SideCopy, activo desde al menos 2019, es conocido por su ataques sobre entidades indias y afganas. Se sospecha que es un subgrupo del actor de la Tribu Transparente (también conocido como APT36).
«Tanto SideCopy como APT36 comparten infraestructura y código para apuntar agresivamente a la India», investigador de SEQRITE Sathwik Ram Prakki dicho en un informe del lunes.
A principios de mayo, el grupo fue vinculado a una campaña de phishing que aprovechó señuelos relacionados con la Organización de Investigación y Desarrollo de Defensa (DRDO) de la India para entregar malware que roba información.
Desde entonces, SideCopy también ha sido implicado en una serie de ataques de phishing dirigidos al sector de defensa indio con archivos adjuntos ZIP para propagar Action RAT y un nuevo troyano basado en .NET que admite 18 comandos diferentes.
Las nuevas campañas de phishing detectadas por SEQRITE implican dos cadenas de ataque diferentes, cada una dirigida a los sistemas operativos Linux y Windows.
El primero gira en torno a un binario ELF basado en Golang que allana el camino para una versión Linux de Ares RATA que es capaz de enumerar archivos, tomar capturas de pantalla y descargar y cargar archivos, entre otros.
La segunda campaña, por otro lado, implica la explotación de CVE-2023-38831, una falla de seguridad en la herramienta de archivo WinRAR, para desencadenar la ejecución de código malicioso, lo que llevó al despliegue de AllaKore RAT, Ares RAT y dos nuevos troyanos llamados DRat y Key RAT.

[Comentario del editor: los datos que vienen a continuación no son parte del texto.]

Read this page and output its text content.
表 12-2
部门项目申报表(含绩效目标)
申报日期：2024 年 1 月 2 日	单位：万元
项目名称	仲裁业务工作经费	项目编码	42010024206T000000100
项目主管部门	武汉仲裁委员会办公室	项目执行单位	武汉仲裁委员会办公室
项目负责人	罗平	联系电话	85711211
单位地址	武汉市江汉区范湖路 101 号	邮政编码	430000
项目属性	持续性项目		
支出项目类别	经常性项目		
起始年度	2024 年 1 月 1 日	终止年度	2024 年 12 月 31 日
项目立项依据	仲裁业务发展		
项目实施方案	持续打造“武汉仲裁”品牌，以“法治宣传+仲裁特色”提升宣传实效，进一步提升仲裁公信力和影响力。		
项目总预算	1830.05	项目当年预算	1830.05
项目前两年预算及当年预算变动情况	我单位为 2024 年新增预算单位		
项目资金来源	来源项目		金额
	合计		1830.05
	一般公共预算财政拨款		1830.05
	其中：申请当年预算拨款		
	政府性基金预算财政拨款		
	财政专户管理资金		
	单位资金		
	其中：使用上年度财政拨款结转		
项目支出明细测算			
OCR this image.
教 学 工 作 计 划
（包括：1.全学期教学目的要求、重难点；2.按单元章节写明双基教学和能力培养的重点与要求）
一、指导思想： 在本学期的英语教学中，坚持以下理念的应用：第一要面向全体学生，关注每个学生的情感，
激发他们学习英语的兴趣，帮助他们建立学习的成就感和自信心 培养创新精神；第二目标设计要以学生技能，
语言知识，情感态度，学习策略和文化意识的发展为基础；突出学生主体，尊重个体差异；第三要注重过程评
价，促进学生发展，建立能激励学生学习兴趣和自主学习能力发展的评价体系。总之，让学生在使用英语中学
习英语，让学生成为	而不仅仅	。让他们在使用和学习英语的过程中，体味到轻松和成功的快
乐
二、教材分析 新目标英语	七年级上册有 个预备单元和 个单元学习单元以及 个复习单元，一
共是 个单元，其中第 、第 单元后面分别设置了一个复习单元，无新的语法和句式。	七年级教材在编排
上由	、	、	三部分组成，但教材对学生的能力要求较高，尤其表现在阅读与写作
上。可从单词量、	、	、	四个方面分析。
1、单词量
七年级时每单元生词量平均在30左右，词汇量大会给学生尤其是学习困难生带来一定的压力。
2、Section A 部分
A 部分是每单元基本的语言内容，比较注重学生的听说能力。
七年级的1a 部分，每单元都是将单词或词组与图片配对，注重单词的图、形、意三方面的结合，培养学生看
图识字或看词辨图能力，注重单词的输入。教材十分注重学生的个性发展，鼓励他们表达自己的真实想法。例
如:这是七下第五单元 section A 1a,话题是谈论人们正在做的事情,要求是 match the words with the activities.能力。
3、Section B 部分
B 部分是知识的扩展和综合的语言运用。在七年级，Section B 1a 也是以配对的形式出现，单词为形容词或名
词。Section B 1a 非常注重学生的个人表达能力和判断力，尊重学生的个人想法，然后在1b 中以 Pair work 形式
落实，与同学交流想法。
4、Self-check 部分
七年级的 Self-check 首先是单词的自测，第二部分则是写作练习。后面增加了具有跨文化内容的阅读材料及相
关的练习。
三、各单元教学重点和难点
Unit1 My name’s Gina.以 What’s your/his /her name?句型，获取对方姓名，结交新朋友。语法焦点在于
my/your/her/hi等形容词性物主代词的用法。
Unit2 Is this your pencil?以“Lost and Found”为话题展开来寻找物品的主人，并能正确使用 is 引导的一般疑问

«[AllaKore RAT] tiene la funcionalidad de robar información del sistema, registrar teclas, tomar capturas de pantalla, cargar y descargar archivos, y tomar acceso remoto de la máquina víctima para enviar comandos y cargar datos robados al C2», dijo Ram Prakki.

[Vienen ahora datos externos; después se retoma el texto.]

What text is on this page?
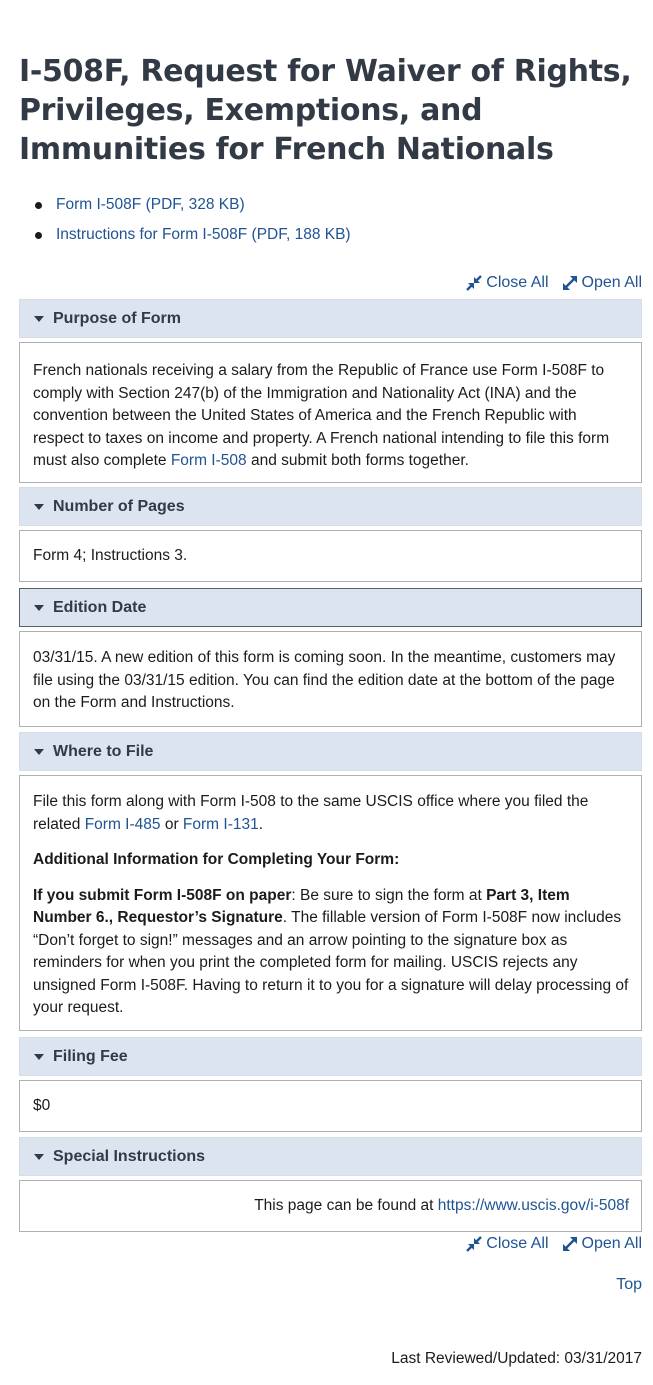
I-508F, Request for Waiver of Rights, Privileges, Exemptions, and Immunities for French Nationals
Form I-508F (PDF, 328 KB)
Instructions for Form I-508F (PDF, 188 KB)
Close All Open All
Purpose of Form

French nationals receiving a salary from the Republic of France use Form I-508F to comply with Section 247(b) of the Immigration and Nationality Act (INA) and the convention between the United States of America and the French Republic with respect to taxes on income and property. A French national intending to file this form must also complete Form I-508 and submit both forms together.

Number of Pages

Form 4; Instructions 3.

Edition Date

03/31/15. A new edition of this form is coming soon. In the meantime, customers may file using the 03/31/15 edition. You can find the edition date at the bottom of the page on the Form and Instructions.

Where to File

File this form along with Form I-508 to the same USCIS office where you filed the related Form I-485 or Form I-131.

Additional Information for Completing Your Form:

If you submit Form I-508F on paper: Be sure to sign the form at Part 3, Item Number 6., Requestor’s Signature. The fillable version of Form I-508F now includes “Don’t forget to sign!” messages and an arrow pointing to the signature box as reminders for when you print the completed form for mailing. USCIS rejects any unsigned Form I-508F. Having to return it to you for a signature will delay processing of your request.

Filing Fee

$0

Special Instructions

This page can be found at https://www.uscis.gov/i-508f

Close All Open All
Top
Last Reviewed/Updated: 03/31/2017
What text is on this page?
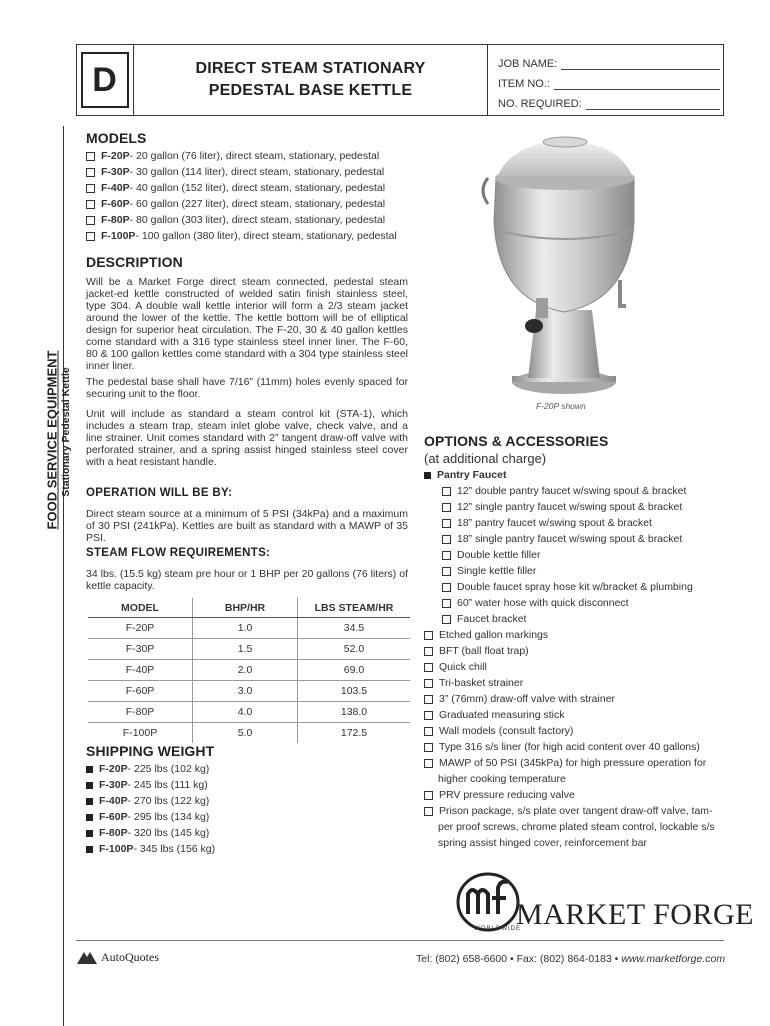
D	DIRECT STEAM STATIONARY
PEDESTAL BASE KETTLE
JOB NAME:
ITEM NO.:
NO. REQUIRED:
FOOD SERVICE EQUIPMENT Stationary Pedestal Kettle
MODELS
F-20P - 20 gallon (76 liter), direct steam, stationary, pedestal
F-30P - 30 gallon (114 liter), direct steam, stationary, pedestal
F-40P - 40 gallon (152 liter), direct steam, stationary, pedestal
F-60P - 60 gallon (227 liter), direct steam, stationary, pedestal
F-80P - 80 gallon (303 liter), direct steam, stationary, pedestal
F-100P - 100 gallon (380 liter), direct steam, stationary, pedestal
DESCRIPTION
Will be a Market Forge direct steam connected, pedestal steam jacket-ed kettle constructed of welded satin finish stainless steel, type 304. A double wall kettle interior will form a 2/3 steam jacket around the lower of the kettle. The kettle bottom will be of elliptical design for superior heat circulation. The F-20, 30 & 40 gallon kettles come standard with a 316 type stainless steel inner liner. The F-60, 80 & 100 gallon kettles come standard with a 304 type stainless steel inner liner.
The pedestal base shall have 7/16” (11mm) holes evenly spaced for securing unit to the floor.
Unit will include as standard a steam control kit (STA-1), which includes a steam trap, steam inlet globe valve, check valve, and a line strainer. Unit comes standard with 2” tangent draw-off valve with perforated strainer, and a spring assist hinged stainless steel cover with a heat resistant handle.
OPERATION WILL BE BY:
Direct steam source at a minimum of 5 PSI (34kPa) and a maximum of 30 PSI (241kPa). Kettles are built as standard with a MAWP of 35 PSI.
STEAM FLOW REQUIREMENTS:
34 lbs. (15.5 kg) steam pre hour or 1 BHP per 20 gallons (76 liters) of kettle capacity.
MODEL	BHP/HR	LBS STEAM/HR
F-20P	1.0	34.5
F-30P	1.5	52.0
F-40P	2.0	69.0
F-60P	3.0	103.5
F-80P	4.0	138.0
F-100P	5.0	172.5
SHIPPING WEIGHT
F-20P - 225 lbs (102 kg)
F-30P - 245 lbs (111 kg)
F-40P - 270 lbs (122 kg)
F-60P - 295 lbs (134 kg)
F-80P - 320 lbs (145 kg)
F-100P - 345 lbs (156 kg)
F-20P shown
OPTIONS & ACCESSORIES
(at additional charge)
Pantry Faucet
12” double pantry faucet w/swing spout & bracket
12” single pantry faucet w/swing spout & bracket
18” pantry faucet w/swing spout & bracket
18” single pantry faucet w/swing spout & bracket
Double kettle filler
Single kettle filler
Double faucet spray hose kit w/bracket & plumbing
60” water hose with quick disconnect
Faucet bracket
Etched gallon markings
BFT (ball float trap)
Quick chill
Tri-basket strainer
3” (76mm) draw-off valve with strainer
Graduated measuring stick
Wall models (consult factory)
Type 316 s/s liner (for high acid content over 40 gallons)
MAWP of 50 PSI (345kPa) for high pressure operation for
higher cooking temperature
PRV pressure reducing valve
Prison package, s/s plate over tangent draw-off valve, tam-
per proof screws, chrome plated steam control, lockable s/s
spring assist hinged cover, reinforcement bar
WORLDWIDE
MARKET FORGE
AutoQuotes	Tel: (802) 658-6600 • Fax: (802) 864-0183 • www.marketforge.com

DRat es capaz de analizar hasta 13 comandos del servidor C2 para recopilar datos del sistema, descargar y ejecutar cargas útiles adicionales y realizar otras operaciones de archivos.
El objetivo de Linux no es una coincidencia y probablemente esté motivado por la decisión de la India de reemplazar Microsoft Windows con una versión de Linux llamada Maya OS en los sectores gubernamental y de defensa.
«Al ampliar su arsenal con vulnerabilidad de día cero, SideCopy apunta constantemente a las organizaciones de defensa indias con varios troyanos de acceso remoto», dijo Ram Prakki.
«APT36 está expandiendo su arsenal de Linux constantemente, donde se observa que compartir sus etapas de Linux con SideCopy implementa una RAT Python de código abierto llamada Ares».